Warner echoes Shaw’s notion of a participatory audience but turns to a different metaphor: “It’s a scripted but, in feel, improvised chat between Winnie and the audience. It has the quality of improvised jazz. Beckett’s taking us to a place almost beyond language. That’s why it’s modern. The silence has to be full and complex and different each time.”

Shaw now finds herself in thrall to the grim beauty of Winnie’s monologue, which she describes as “the aria of the person who is stuck but is not bitter. These are wonderful moments when someone strokes eternity into the moment. I’ve always thought Beckett is the very end of modern writing. There’s no God, there’s no romance. And yet there is immense love in it for humanity.
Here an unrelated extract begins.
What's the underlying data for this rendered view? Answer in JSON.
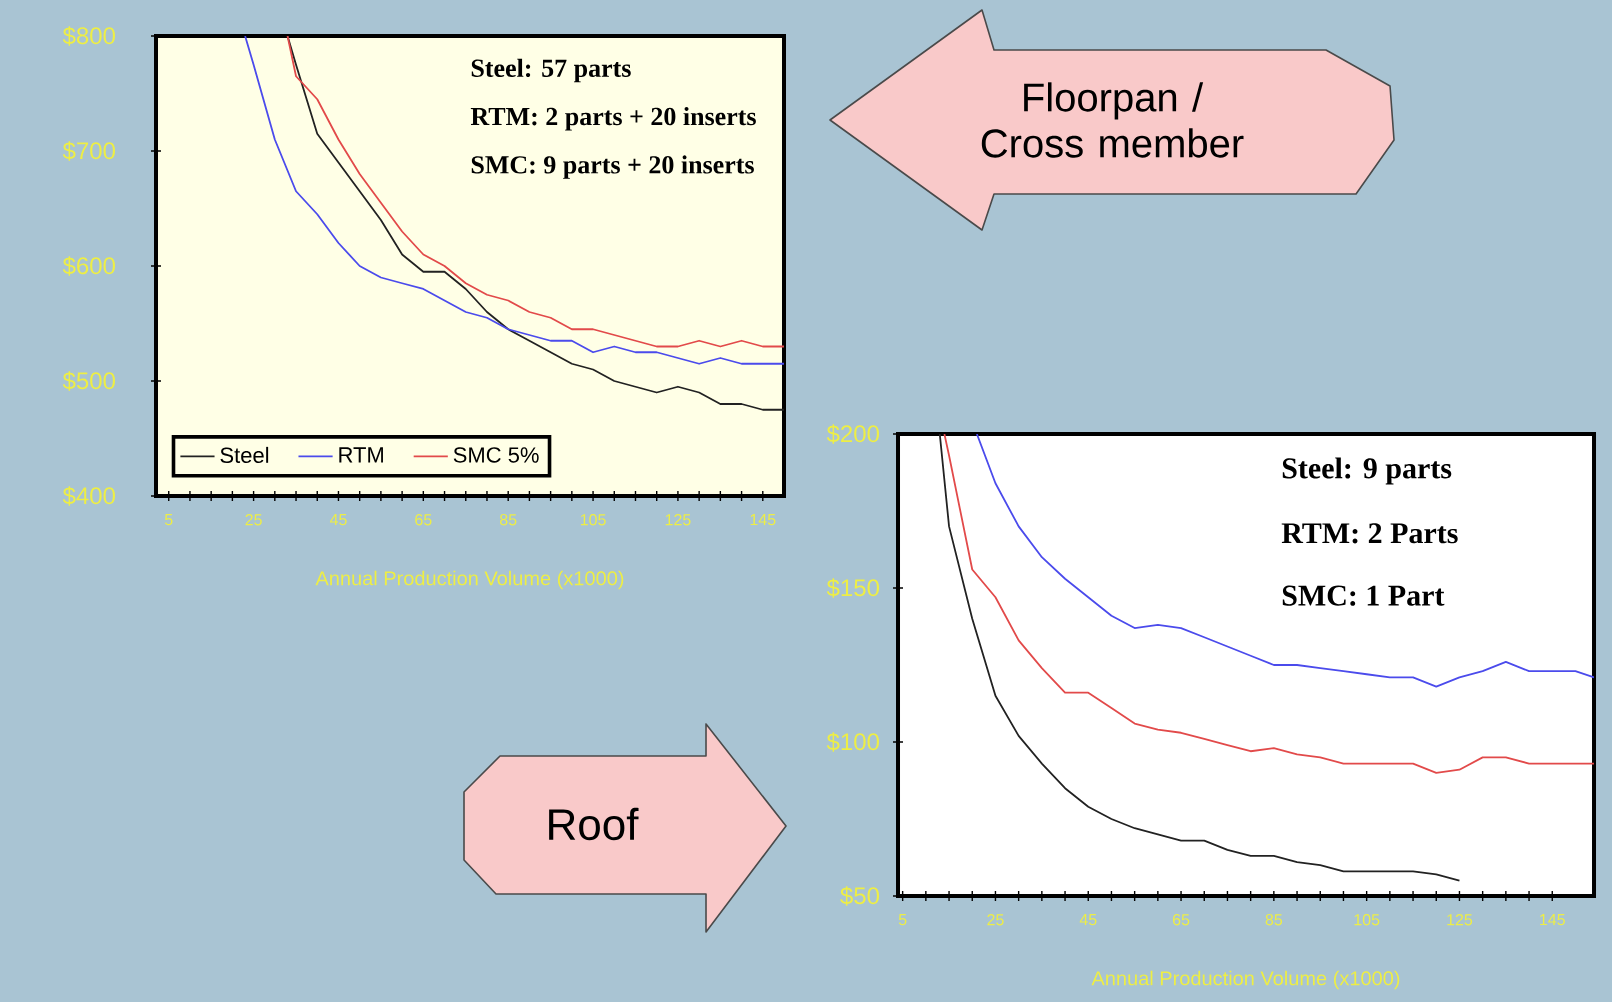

He is releasing tenderness on the audience.”

She also faces the irony of hearing her own original skepticism that Winnie is a dull homemaker thrown back at her by critics, the most vicious of whom have declared her Happy Days as tedious as listening to gossip at “the local chipper.”

To such naysayers, Shaw responds with the zeal of a convert. “This is beautifully crafted—it works surprising magic. If I thought it were only the jabberings of some housewife, I wouldn’t do it. Art is art. Chat in a queue is chat in a queue.

“Soup is not art.”

BACKSTORY
An acclaimed lead onstage, Fiona Shaw is also a formidable character actress in film. Her credits straddle the high-low divide, from dramatic fare like My Left Foot and Mountains of the Moon to box-office confections like 3 Men and a Little Lady and Super Mario Bros. Since 2001, she has been universally famous as Harry Potter’s harridan aunt Petunia Dursley—the Über-muggle who despises Harry for his magical powers and forces the boy wizard to sleep under the staircase in a cupboard.

Happy Days
Directed by Deborah Warner. BAM. Through February 2.